32 Comme le suggèrent le titre et le fil conducteur de l’intrigue, il est bon de rappeler que les liens entre prison et lesbianisme ne sont pas nouveaux dans les fictions sérielles de prison comme on peut le voir dans Prisoner, Cell Block H (Network Team, Australie, 1979-86), son remake Wentworth (2013-), Women in prison (Fox, 1987-1988) ou Bad Girls (ITV, 1999-2006). Cependant ces fictions sont plus complexes qu’il n’y paraît. Quand la série australienne a commencé à être diffusée en janvier 1979, la presse a utilisé le slogan suivant : « Si tu crois que la prison est un enfer pour un homme, alors imagine ce que ce doit être pour une femme », donnant ainsi une nouvelle dimension à une perspective différenciée devenue nécessaire.

33Ainsi, dans ce microcosme qu’est la prison, la domination s’exerce à trois niveaux : elle est sexiste entre les prisonnières et les surveillantes, elle est raciste entre les différents clans de prisonnières et elle est classiste entre celles qui ont de l’argent et celles qui n’en ont pas. Le lien étroit entre patriarcat et capitalisme, également visible dans ce cadre, contribue à perpétuer l’oppression des femmes et d’autres groupes subalternes.
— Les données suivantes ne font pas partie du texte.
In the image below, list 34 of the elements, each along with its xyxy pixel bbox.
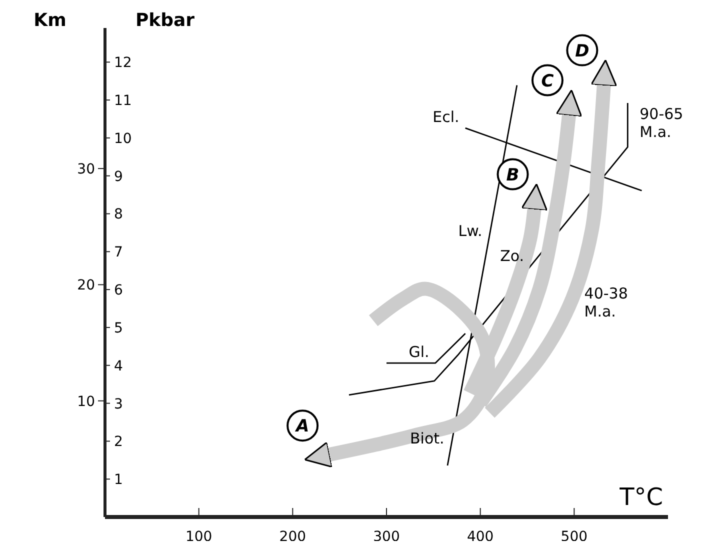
y-tick-label: 1 — [114, 472, 123, 488]
x-tick-label: 300 — [373, 529, 400, 545]
series-label: D — [575, 41, 590, 62]
y-tick-label: 8 — [114, 206, 123, 223]
annotation: 90-65 M.a. — [640, 104, 684, 141]
y-tick-label: 12 — [114, 55, 132, 72]
series-label: B — [506, 165, 520, 186]
y2-tick-label: 30 — [77, 162, 95, 178]
annotation: Zo. — [500, 246, 524, 265]
y2-tick-label: 10 — [77, 394, 95, 410]
y-tick-label: 7 — [114, 244, 123, 261]
annotation: Lw. — [458, 222, 482, 240]
y-tick-label: 5 — [114, 320, 123, 336]
x-tick-label: 200 — [279, 529, 306, 545]
y-tick-label: 2 — [114, 434, 123, 450]
y-tick-label: 3 — [114, 396, 123, 412]
series-label: C — [541, 71, 554, 92]
y-tick-label: 6 — [114, 282, 123, 299]
y-axis-title: Pkbar — [135, 10, 195, 31]
y-tick-label: 4 — [114, 358, 123, 374]
annotation: Ecl. — [432, 108, 460, 126]
x-tick-label: 100 — [185, 529, 212, 545]
annotation: 40-38 M.a. — [584, 284, 628, 321]
annotation: Biot. — [410, 430, 444, 448]
annotation: Gl. — [408, 343, 430, 362]
x-axis-title: T°C — [618, 483, 663, 511]
y-tick-label: 11 — [114, 93, 132, 110]
y2-axis-title: Km — [34, 10, 66, 31]
y-tick-label: 9 — [114, 168, 123, 185]
x-tick-label: 500 — [560, 529, 588, 545]
x-tick-label: 400 — [466, 529, 494, 545]
y-tick-label: 10 — [114, 130, 132, 147]
series-label: A — [294, 416, 310, 437]
y2-tick-label: 20 — [77, 278, 95, 294]
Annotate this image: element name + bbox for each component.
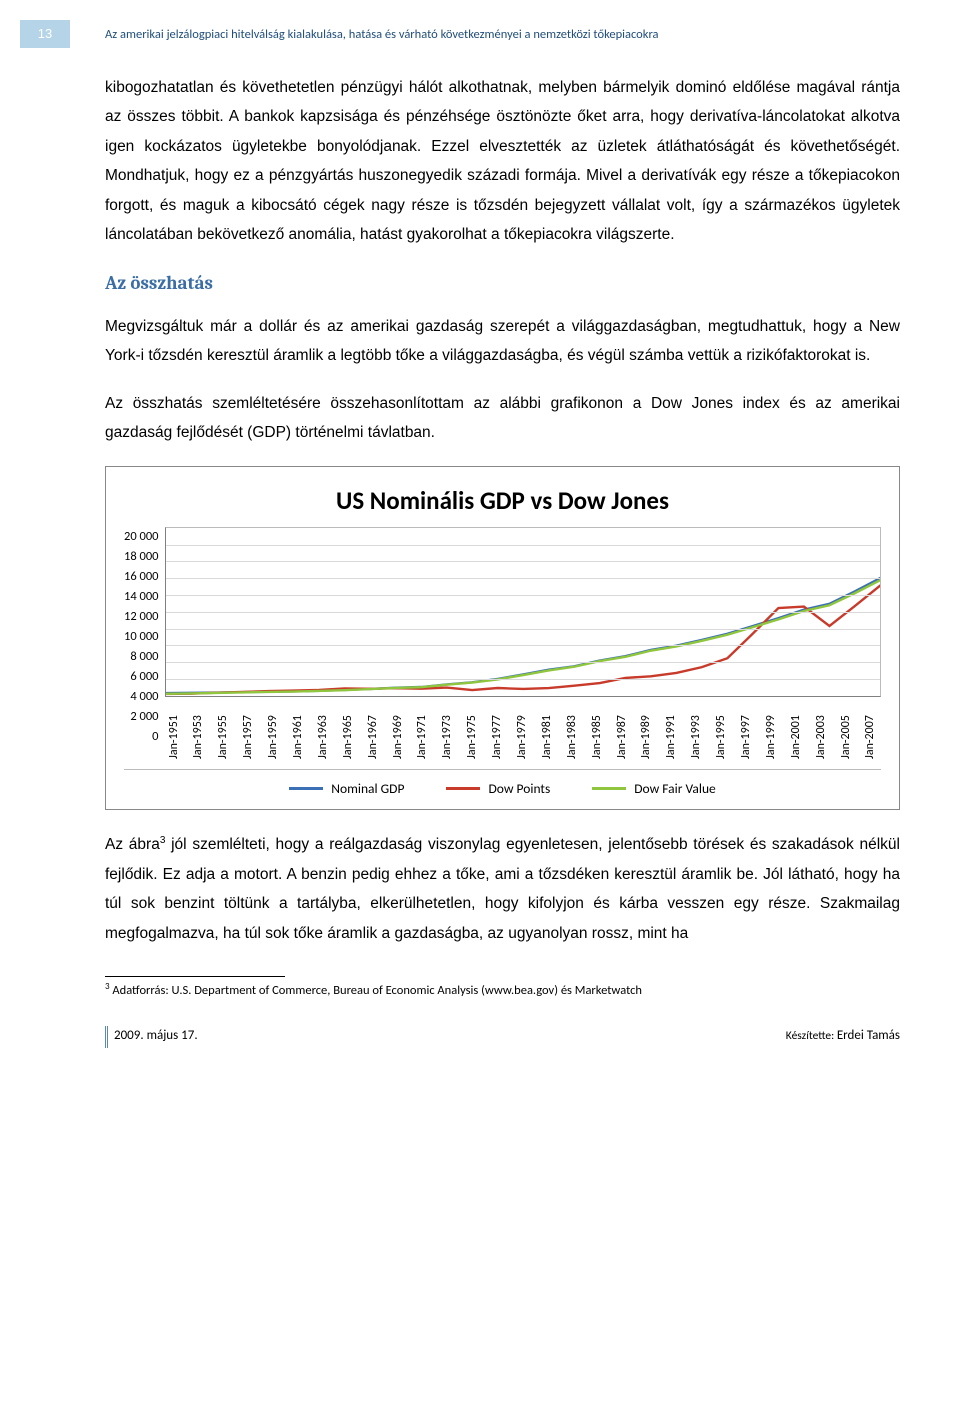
y-tick-label: 2 000 <box>124 707 159 727</box>
chart-legend: Nominal GDP Dow Points Dow Fair Value <box>124 769 881 800</box>
grid-line <box>166 578 880 579</box>
x-tick-label: Jan-1987 <box>613 701 632 759</box>
para4-post: jól szemlélteti, hogy a reálgazdaság vis… <box>105 836 900 941</box>
body-paragraph-3: Az összhatás szemléltetésére összehasonl… <box>105 389 900 448</box>
para4-pre: Az ábra <box>105 836 160 853</box>
page-number: 13 <box>38 24 52 45</box>
x-tick-label: Jan-1965 <box>339 701 358 759</box>
footer-author-label: Készítette: <box>786 1029 837 1043</box>
grid-line <box>166 679 880 680</box>
legend-item: Dow Fair Value <box>592 778 716 800</box>
y-tick-label: 18 000 <box>124 547 159 567</box>
chart-y-axis: 20 00018 00016 00014 00012 00010 0008 00… <box>124 527 165 697</box>
y-tick-label: 10 000 <box>124 627 159 647</box>
x-tick-label: Jan-1961 <box>289 701 308 759</box>
y-tick-label: 12 000 <box>124 607 159 627</box>
page-number-tab: 13 <box>20 20 70 48</box>
x-tick-label: Jan-1979 <box>513 701 532 759</box>
y-tick-label: 14 000 <box>124 587 159 607</box>
series-line <box>166 580 880 694</box>
x-tick-label: Jan-1985 <box>588 701 607 759</box>
footnote: 3 Adatforrás: U.S. Department of Commerc… <box>105 981 900 1000</box>
legend-item: Nominal GDP <box>289 778 404 800</box>
x-tick-label: Jan-1999 <box>762 701 781 759</box>
x-tick-label: Jan-1955 <box>214 701 233 759</box>
legend-label: Dow Points <box>488 778 550 800</box>
chart-x-axis: Jan-1951 Jan-1953 Jan-1955 Jan-1957 Jan-1959… <box>165 701 881 759</box>
grid-line <box>166 662 880 663</box>
grid-line <box>166 595 880 596</box>
x-tick-label: Jan-1971 <box>413 701 432 759</box>
legend-swatch <box>289 787 323 790</box>
x-tick-label: Jan-1953 <box>189 701 208 759</box>
x-tick-label: Jan-1981 <box>538 701 557 759</box>
x-tick-label: Jan-1997 <box>737 701 756 759</box>
x-tick-label: Jan-1977 <box>488 701 507 759</box>
footnote-text: Adatforrás: U.S. Department of Commerce,… <box>110 983 642 998</box>
x-tick-label: Jan-1989 <box>637 701 656 759</box>
footer-author-name: Erdei Tamás <box>837 1028 900 1043</box>
legend-swatch <box>446 787 480 790</box>
y-tick-label: 6 000 <box>124 667 159 687</box>
y-tick-label: 0 <box>124 727 159 747</box>
grid-line <box>166 612 880 613</box>
x-tick-label: Jan-1963 <box>314 701 333 759</box>
x-tick-label: Jan-1975 <box>463 701 482 759</box>
x-tick-label: Jan-1993 <box>687 701 706 759</box>
page-footer: 2009. május 17. Készítette: Erdei Tamás <box>105 1026 900 1048</box>
x-tick-label: Jan-2005 <box>837 701 856 759</box>
x-tick-label: Jan-2007 <box>861 701 880 759</box>
running-header: Az amerikai jelzálogpiaci hitelválság ki… <box>105 0 900 73</box>
footnote-rule <box>105 976 285 977</box>
legend-item: Dow Points <box>446 778 550 800</box>
x-tick-label: Jan-2001 <box>787 701 806 759</box>
chart-plot-area <box>165 527 881 697</box>
x-tick-label: Jan-1995 <box>712 701 731 759</box>
y-tick-label: 4 000 <box>124 687 159 707</box>
grid-line <box>166 545 880 546</box>
x-tick-label: Jan-1957 <box>239 701 258 759</box>
legend-swatch <box>592 787 626 790</box>
x-tick-label: Jan-1969 <box>389 701 408 759</box>
grid-line <box>166 645 880 646</box>
x-tick-label: Jan-1951 <box>165 701 184 759</box>
chart-container: US Nominális GDP vs Dow Jones 20 00018 0… <box>105 466 900 811</box>
body-paragraph-4: Az ábra3 jól szemlélteti, hogy a reálgaz… <box>105 830 900 948</box>
x-tick-label: Jan-1959 <box>264 701 283 759</box>
y-tick-label: 20 000 <box>124 527 159 547</box>
body-paragraph-1: kibogozhatatlan és követhetetlen pénzügy… <box>105 73 900 250</box>
x-tick-label: Jan-2003 <box>812 701 831 759</box>
chart-title: US Nominális GDP vs Dow Jones <box>124 481 881 521</box>
legend-label: Nominal GDP <box>331 778 404 800</box>
x-tick-label: Jan-1973 <box>438 701 457 759</box>
grid-line <box>166 561 880 562</box>
x-tick-label: Jan-1991 <box>662 701 681 759</box>
body-paragraph-2: Megvizsgáltuk már a dollár és az amerika… <box>105 312 900 371</box>
section-title: Az összhatás <box>105 268 900 298</box>
x-tick-label: Jan-1967 <box>364 701 383 759</box>
x-tick-label: Jan-1983 <box>563 701 582 759</box>
grid-line <box>166 629 880 630</box>
legend-label: Dow Fair Value <box>634 778 716 800</box>
footer-author: Készítette: Erdei Tamás <box>786 1026 900 1047</box>
y-tick-label: 8 000 <box>124 647 159 667</box>
series-line <box>166 585 880 694</box>
y-tick-label: 16 000 <box>124 567 159 587</box>
footer-date: 2009. május 17. <box>114 1026 198 1047</box>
34 Tout comme Orange is the New Black (Martínez García et Aguado Pelaez, 2017), Vis a vis visibilise une diversité féminine et mêle des identités non seulement du point de vue du genre, mais aussi de l’apparence physique, de la classe, de l’origine et de l’orientation sexuelle. Selon l’indice de diversité précédemment cité (2020), Vis a vis se situerait à un niveau de 1,25 sur une échelle de 4, soit le double de la moyenne des séries espagnoles. Outre la diversité des représentations, l’analyse des discours sur les corps et les sexualités féminines s’avère très éloquente. En effet, ils bénéficient du pari fait sur la présence féminine et la sororité dans d’autres produits télévisuels, mais ils visibilisent également des groupes sociaux traditionnellement exclus des sphères de pouvoir et ils problématisent la vie des femmes, loin des représentations physiques, raciales et sexuelles normées.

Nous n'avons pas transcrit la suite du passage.